Nuevo disco de The Libertines: Anthems for Doomed Youth

 

 

The Libertines
Anthems for Doomed Youth
UK
Virgin

Siempre es una de las historias del rock & roll. Digamos que los dos protagonistas de la historia siempre tuvieron una volatilidad que paradójicamente era muy vulnerable, una indiferencia extrema que obligaba al público a prever una inminencia, todo podía terminarse en cualquier segundo. Digamos que eso fue la estampa principal de The Libertines, la emoción de ver a Pete Doherty y Carl Barat (ambos composición, guitarra y voz) siempre ideando hermosas melodías y letras de invisibilidad arrogante y romántica, una capacidad de siempre lograr lo que se quiere sólo por gusto. En 2004 efectivamente lo que por cinco años se fue inflando y cosechando tronó absolutamente cuanto Doherty en estupor narcótico cometió faltas personales a Barat (se metió a su casa y la hizo trizas), logrando que este lo corriera de la agrupación. Tras 10 años de silencio a excepción de su reunión en el 2010 (y otros proyectos alternos) se juntaron y grabaron su tercer LP en una carrera que lleva más de 16 años: Anthems for Doomed Youth.
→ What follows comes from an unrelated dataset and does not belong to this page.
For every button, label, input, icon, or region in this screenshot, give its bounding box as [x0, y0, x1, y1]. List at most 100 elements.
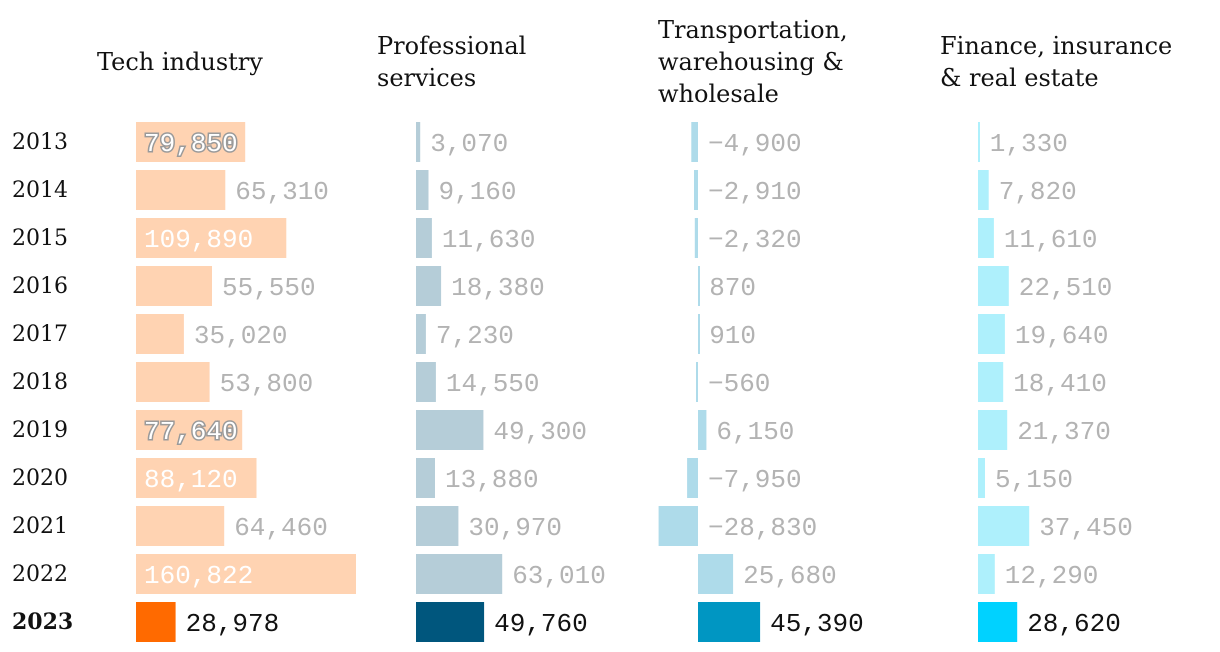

El álbum comienza fuerte con "Barbarians", que lleva la gloriosa insistencia de su regreso a una realidad palpable. Todos están en su elemento y a pesar de diferencias notorias a su material del pasado, siguen con su esencia al pie del cañón. "Gunga Din" representa esta nueva era, rechinando con ímpetu de realizar cosas nuevas. Tiene un groove sabroso alternado con un punch sólido. De ahí los temas a continuación, desde el cuento autobiográfico sobre Music Hall a la Kinks de Fame and Fortune. El tema homónimo del LP es una balada que comprueba que ya no se escuchan joviales, sino con un desgaste que los hace mucho más interesantes. Una victoria de sobrevivencia que se debe contar de la única manera que ellos conocen, con melodías inolvidables, resonantes guitarras coloreando y cuentos de fuertes caídas y sus poderosos levantamientos. Portando un arreglo pronunciadamente diferente, indica un cierto anacronismo que ayuda a trascender al disco como algo más allá de una colección de temas recientes. La ironía detrás de este tema es que siempre The Libertines ha estado cerca de algún Waterloo, y ahora su admisión resulta sensata.

Los álbum tracks como "Belly of the Beast" se enfatizan en lo buena que es la sección de ritmo a cargo de John Hassall (bajo) y Gary Powell (percusión). "Iceman" es un buen ejercicio en extensión melódica que tiene ecos de "The Jam". Heart of the Matter agrega nuevos elementos new wave (sintetizadores) a la mezcla, resultando en algo que recuerda a su segundo álbum. En síntesis, se trata de un material de buena calidad, con un orgullo evidente de su misma ejecución y gran optimismo que brilla detrás de sus aparentes desgastes y cicatrices. Promete mucho y es un disco que vale la pena , incluso para neófitos que quieren saber porque de la nada este cuarteto ha aparecido en el horizonte y lo suficiente que justifica esa atención este disco.